At El Toro, the Navy was responsible for remediation and instructed its consulting engineer to inspect the first well scheduled for destruction in March 1998.  The consultant reported the well screen interval in the contaminated aquifer.  A water sample found TCEs in the well above the Maximum Contaminant Level (MCL).  In another well sealed in 2007, the Navy’s consulting engineer reported petroleum hydrocarbons (primarily motor oil) at a concentration of 1,600,000 milligram per kilogram (mg/kg), 170,000 mg/kg of diesel and gasoline, and methylene chloride, naphthalene, and 1,2,4-trimethylbenzene positively identified with the result less than “the Reporting Limit and greater than the Method Detection Limit.”  Another agricultural well on base was found contaminated with low levels of TCE in 1985 by the Orange County Water District.  After the well screen interval was found in the contaminated aquifer, the Navy sealed all remaining wells in concrete without looking for well screen intervals, the first point that water and contaminants enter a well.

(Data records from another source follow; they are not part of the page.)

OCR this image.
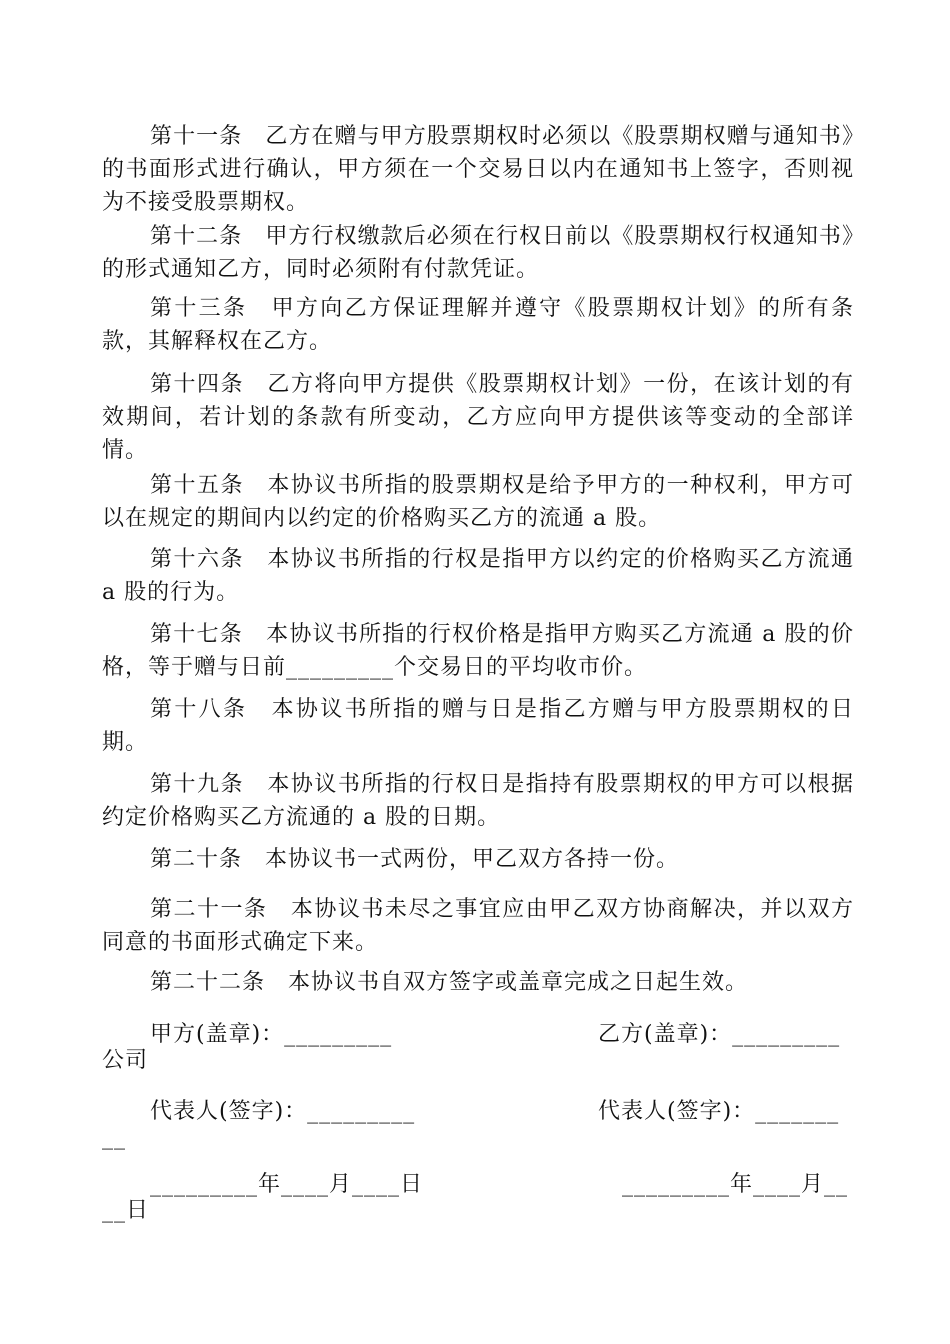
第十一条　乙方在赠与甲方股票期权时必须以《股票期权赠与通知书》的书面形式进行确认，甲方须在一个交易日以内在通知书上签字，否则视为不接受股票期权。

第十二条　甲方行权缴款后必须在行权日前以《股票期权行权通知书》的形式通知乙方，同时必须附有付款凭证。

第十三条　甲方向乙方保证理解并遵守《股票期权计划》的所有条款，其解释权在乙方。

第十四条　乙方将向甲方提供《股票期权计划》一份，在该计划的有效期间，若计划的条款有所变动，乙方应向甲方提供该等变动的全部详情。

第十五条　本协议书所指的股票期权是给予甲方的一种权利，甲方可以在规定的期间内以约定的价格购买乙方的流通 a 股。

第十六条　本协议书所指的行权是指甲方以约定的价格购买乙方流通 a 股的行为。

第十七条　本协议书所指的行权价格是指甲方购买乙方流通 a 股的价格，等于赠与日前_________个交易日的平均收市价。

第十八条　本协议书所指的赠与日是指乙方赠与甲方股票期权的日期。

第十九条　本协议书所指的行权日是指持有股票期权的甲方可以根据约定价格购买乙方流通的 a 股的日期。

第二十条　本协议书一式两份，甲乙双方各持一份。

第二十一条　本协议书未尽之事宜应由甲乙双方协商解决，并以双方同意的书面形式确定下来。

第二十二条　本协议书自双方签字或盖章完成之日起生效。

甲方(盖章)：_________	乙方(盖章)：_________
公司
代表人(签字)：_________	代表人(签字)：_______
__
_________年____月____日	_________年____月__
__日
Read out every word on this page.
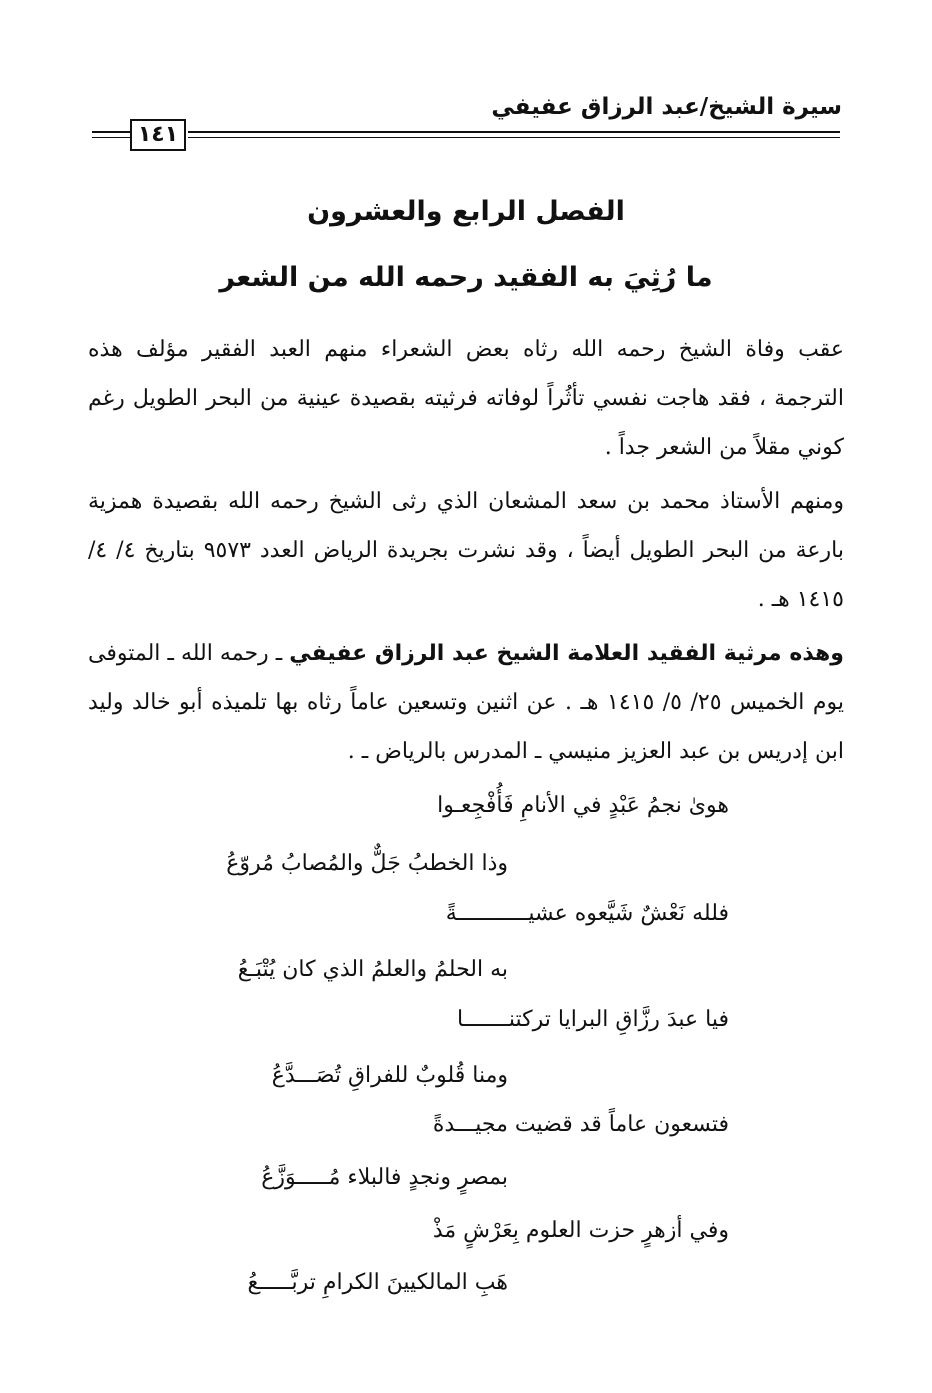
سيرة الشيخ/عبد الرزاق عفيفي
١٤١
الفصل الرابع والعشرون
ما رُثِيَ به الفقيد رحمه الله من الشعر
عقب وفاة الشيخ رحمه الله رثاه بعض الشعراء منهم العبد الفقير مؤلف هذه الترجمة ، فقد هاجت نفسي تأثُراً لوفاته فرثيته بقصيدة عينية من البحر الطويل رغم كوني مقلاً من الشعر جداً .
ومنهم الأستاذ محمد بن سعد المشعان الذي رثى الشيخ رحمه الله بقصيدة همزية بارعة من البحر الطويل أيضاً ، وقد نشرت بجريدة الرياض العدد ٩٥٧٣ بتاريخ ٤/ ٤/ ١٤١٥ هـ .
وهذه مرثية الفقيد العلامة الشيخ عبد الرزاق عفيفي ـ رحمه الله ـ المتوفى يوم الخميس ٢٥/ ٥/ ١٤١٥ هـ . عن اثنين وتسعين عاماً رثاه بها تلميذه أبو خالد وليد ابن إدريس بن عبد العزيز منيسي ـ المدرس بالرياض ـ .
هوىٰ نجمُ عَبْدٍ في الأنامِ فَأُفْجِعـوا
وذا الخطبُ جَلٌّ والمُصابُ مُروّعُ
فلله نَعْشٌ شَيَّعوه عشيـــــــــــةً
به الحلمُ والعلمُ الذي كان يُتْبَـعُ
فيا عبدَ رزَّاقِ البرايا تركتنـــــــا
ومنا قُلوبٌ للفراقِ تُصَـــدَّعُ
فتسعون عاماً قد قضيت مجيـــدةً
بمصرٍ ونجدٍ فالبلاء مُـــــوَزَّعُ
وفي أزهرٍ حزت العلوم بِعَرْشٍ مَذْ
هَبِ المالكيينَ الكرامِ تربَّـــــعُ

No physical inspection is possible now.  All the wells are wearing concrete shoes.

No Marine veteran of MCAS El Toro was notified of their possible exposure to chemical toxins and their health effects.  Like other veterans of the 130 military bases that are on the National Priorities List (EPA Superfund sites), Marine veterans of this base in Southern California who may be seriously ill from exposure to toxic chemicals have not connected the dots to military service.

On the East Coast, Camp Lejeune’s contaminated water wells have been the focus of national media attention for several years.  Several Congressional bills have been introduced but, no legislation passed to provide health care to the injured veterans and their dependents. The Marine Corps has notified some Lejeune veterans, but only after legislation was passed requiring them to do so.

Veterans and dependents who were stationed at National Air Facility, Atsugi, Japan, while a Japanese incinerator spewed forth deadly dioxin only several feet above ground level, still await government health care. The U.S. Justice Department sued the owner of the incinerator in a Japanese court.  Before the case could be heard, the Japanese government purchased the private incinnator for $40 million and then quickly dismantled it.  A Senate bill to provide health care for both Atsugi and Lejeune veterans and establish a scientific Advisory Board to evaluate environmental hazards at military installations failed to reach the floor for a vote and died with the end of the 111th Congress.

Faced with a public health problem at Lejeune, the Marine Corps chose to wage a public relations campaign, denying responsibility for injuries and deaths caused by the contaminated well water (1957-1987).  The outcome may be settled by five lawsuits in Federal court, filed on behalf of former Lejeune dependents.

The documentation on Lejeune’s wells includes exposure to benzene, a known human carcinogen.  There’s no need to delay health care and reasonable compensation at Lejeune.  In the end, the Federal court may force a settlement, leaving  senior Marine Corps leadership in the position of apologizing for throwing Marine veterans and their dependents ‘under the bus’  and doing irreversible damage to their motto, ‘Semper Fidelis.’